这样多的利弊一权衡下来,太子就知道该怎么选了,他伸手把印章接在手里,阴晴不定的看了范良娣一眼。
范良娣越发低眉顺眼,趴伏在地上重重的磕了几个头,玉白的额头上一片鲜明的淤青,她仰头看着眼睛放在印章上的太子身上,鼓足了勇气上前攀住了太子的衣角,恳求道:“殿下......求您饶了我这一次......日后我再也不敢擅作主张了。”
有这一次其实就已经够了,太子耳朵里响起皇后娘娘的告诫,想起付友德陈德忠的建议,还有镇南王斩钉截铁的话,一瞬间有些犹豫-----范良娣这次敢动手叫范家的人插手去刺杀周唯昭,说不定还会有下次......
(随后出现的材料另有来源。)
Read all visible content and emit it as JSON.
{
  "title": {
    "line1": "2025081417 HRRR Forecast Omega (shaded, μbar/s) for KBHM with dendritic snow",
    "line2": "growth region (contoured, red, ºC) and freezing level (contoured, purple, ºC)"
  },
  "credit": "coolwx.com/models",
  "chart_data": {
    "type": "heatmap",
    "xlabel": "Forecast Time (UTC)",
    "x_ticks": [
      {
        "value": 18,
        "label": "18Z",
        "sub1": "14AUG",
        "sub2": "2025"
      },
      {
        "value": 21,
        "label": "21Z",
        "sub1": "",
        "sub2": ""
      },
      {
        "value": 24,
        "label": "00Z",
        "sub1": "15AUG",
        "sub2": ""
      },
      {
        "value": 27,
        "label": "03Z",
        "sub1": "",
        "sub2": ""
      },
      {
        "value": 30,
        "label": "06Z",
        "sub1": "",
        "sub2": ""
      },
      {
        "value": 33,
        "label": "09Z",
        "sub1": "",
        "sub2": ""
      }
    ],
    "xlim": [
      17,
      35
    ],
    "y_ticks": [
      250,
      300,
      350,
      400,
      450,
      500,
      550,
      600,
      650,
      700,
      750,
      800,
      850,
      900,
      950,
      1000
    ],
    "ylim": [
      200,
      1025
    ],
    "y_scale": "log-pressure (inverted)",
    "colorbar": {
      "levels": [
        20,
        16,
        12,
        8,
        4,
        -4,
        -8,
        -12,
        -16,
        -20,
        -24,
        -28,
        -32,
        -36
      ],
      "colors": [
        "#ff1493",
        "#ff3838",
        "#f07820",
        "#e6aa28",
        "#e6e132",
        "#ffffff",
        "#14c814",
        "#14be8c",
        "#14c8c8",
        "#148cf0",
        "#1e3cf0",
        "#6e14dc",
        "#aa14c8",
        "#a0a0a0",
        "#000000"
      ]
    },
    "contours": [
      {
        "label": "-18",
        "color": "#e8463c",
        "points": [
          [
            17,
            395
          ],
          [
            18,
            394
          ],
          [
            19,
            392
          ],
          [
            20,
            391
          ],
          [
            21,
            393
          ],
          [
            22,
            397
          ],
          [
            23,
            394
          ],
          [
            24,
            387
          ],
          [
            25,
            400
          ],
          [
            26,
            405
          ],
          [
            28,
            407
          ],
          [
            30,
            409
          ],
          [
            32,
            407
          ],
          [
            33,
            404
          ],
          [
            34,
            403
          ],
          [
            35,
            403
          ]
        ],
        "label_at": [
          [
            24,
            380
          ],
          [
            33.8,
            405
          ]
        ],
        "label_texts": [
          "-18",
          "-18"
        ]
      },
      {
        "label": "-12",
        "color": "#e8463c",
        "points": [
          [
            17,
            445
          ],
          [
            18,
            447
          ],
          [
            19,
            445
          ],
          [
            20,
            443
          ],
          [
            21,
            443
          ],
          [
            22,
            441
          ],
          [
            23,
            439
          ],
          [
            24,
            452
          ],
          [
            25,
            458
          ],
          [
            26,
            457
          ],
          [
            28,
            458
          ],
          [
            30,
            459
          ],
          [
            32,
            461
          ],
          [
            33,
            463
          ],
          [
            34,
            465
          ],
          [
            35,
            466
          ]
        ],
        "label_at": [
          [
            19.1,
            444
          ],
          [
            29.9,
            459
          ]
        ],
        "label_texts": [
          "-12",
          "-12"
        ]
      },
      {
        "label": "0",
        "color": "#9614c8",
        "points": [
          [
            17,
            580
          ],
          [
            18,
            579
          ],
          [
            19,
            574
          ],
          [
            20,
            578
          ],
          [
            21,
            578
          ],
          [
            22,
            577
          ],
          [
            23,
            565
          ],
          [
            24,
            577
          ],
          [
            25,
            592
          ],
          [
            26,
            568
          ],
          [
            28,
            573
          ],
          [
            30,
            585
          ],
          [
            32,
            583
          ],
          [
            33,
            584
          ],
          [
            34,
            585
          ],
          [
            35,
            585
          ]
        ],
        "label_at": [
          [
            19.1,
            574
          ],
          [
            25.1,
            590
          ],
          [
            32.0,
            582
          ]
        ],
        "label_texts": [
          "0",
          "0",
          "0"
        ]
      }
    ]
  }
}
可太子自问,他气愤的是范良娣想杀周唯昭吗?不,其实不是的,他一直很清楚范良娣的心思,也知道范良娣对太子妃跟周唯昭的嫉恨和怨忿。他所生气愤怒的,无非是范良娣一而再再而三的给他惹麻烦,并且自作主张罢了。
一百八十三·失望
等太子什么也没说的出了门,范良娣整个人筋骨就都软了,全身上下如同散了架一般瘫在地上半响都起不来,还是房嬷嬷跟木勺上前来一左一右的把她搀扶起来,又手忙脚乱的到处去找活血散瘀的药,范良娣的头磕的极为实诚,额头上淤青了一大片,看着就有些渗人。